Restaurant review

Argosy Cafe a creative dinner option downtown

For The Baltimore Sun
Argosy Cafe offers a creative, but imperfect, dining option downtown.

Downtown Baltimore -- the centrally located neighborhood stretching between Lexington Market and the Jones Falls Expressway -- is known for a lot of things. But a vibrant dinner scene isn't one of them.

Argosy Cafe has the potential to change that. The restaurant, in the Munsey building on North Calvert Street, and named for the pulp magazines published by the building's namesake, Frank Munsey, turns out creative, appealing food that's not quite perfect, but worth a try.

Scene & Decor Argosy's space, with high ceilings and enormous windows, feels large, especially when it's as sparsely populated as it was during our Monday evening visit.

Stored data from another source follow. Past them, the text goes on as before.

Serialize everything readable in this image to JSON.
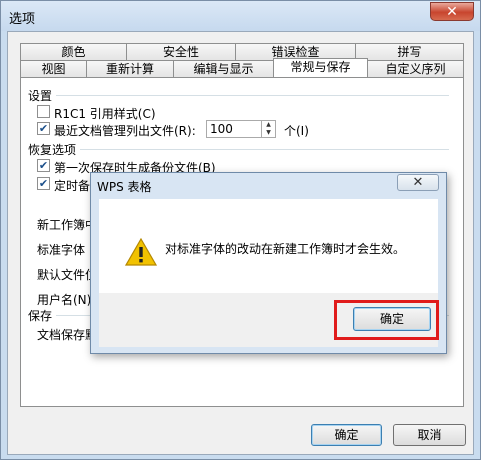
{
  "window": {
    "title": "选项",
    "close_glyph": "✕"
  },
  "tabs_row1": [
    "颜色",
    "安全性",
    "错误检查",
    "拼写"
  ],
  "tabs_row2": [
    "视图",
    "重新计算",
    "编辑与显示",
    "常规与保存",
    "自定义序列"
  ],
  "active_tab": "常规与保存",
  "settings": {
    "section_label": "设置",
    "r1c1_label": "R1C1 引用样式(C)",
    "r1c1_checked": false,
    "recent_label": "最近文档管理列出文件(R):",
    "recent_checked": true,
    "recent_count": "100",
    "recent_unit": "个(I)"
  },
  "recovery": {
    "section_label": "恢复选项",
    "backup_label": "第一次保存时生成备份文件(B)",
    "backup_checked": true,
    "timed_label": "定时备",
    "timed_checked": true
  },
  "general": {
    "new_workbook_label": "新工作簿中",
    "std_font_label": "标准字体",
    "default_file_label": "默认文件位",
    "username_label": "用户名(N)"
  },
  "save": {
    "section_label": "保存",
    "format_label": "文档保存默"
  },
  "buttons": {
    "ok": "确定",
    "cancel": "取消"
  },
  "message_box": {
    "title": "WPS 表格",
    "close_glyph": "✕",
    "icon": "warning-icon",
    "text": "对标准字体的改动在新建工作簿时才会生效。",
    "ok": "确定"
  },
  "colors": {
    "highlight": "#e01b1b",
    "warning": "#f2c200"
  }
}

Long communal tables occupy the center of the room. When we arrived, they were empty, so we grabbed seats at the end of the bar that runs along the back. As we settled in, sharing the bar with only a couple of other diners, the bartender explained that he sees bigger lunchtime and happy-hour rushes than dinner crowds.

Appetizers Argosy's menu changes frequently, but always includes a handful of snacks and small plates, plus a short list of sandwiches and entrees.

We started with the bacon "snax" ($3), which the bartender explained were the cast-off bits of the bacon Argosy makes in-house. The bite-sized snacks were puffy and soft, with bready texture and surprisingly mild flavor. They made sense as a happy-hour nosh and we enjoyed them, though we may have liked them better with a more intense bacon flavor.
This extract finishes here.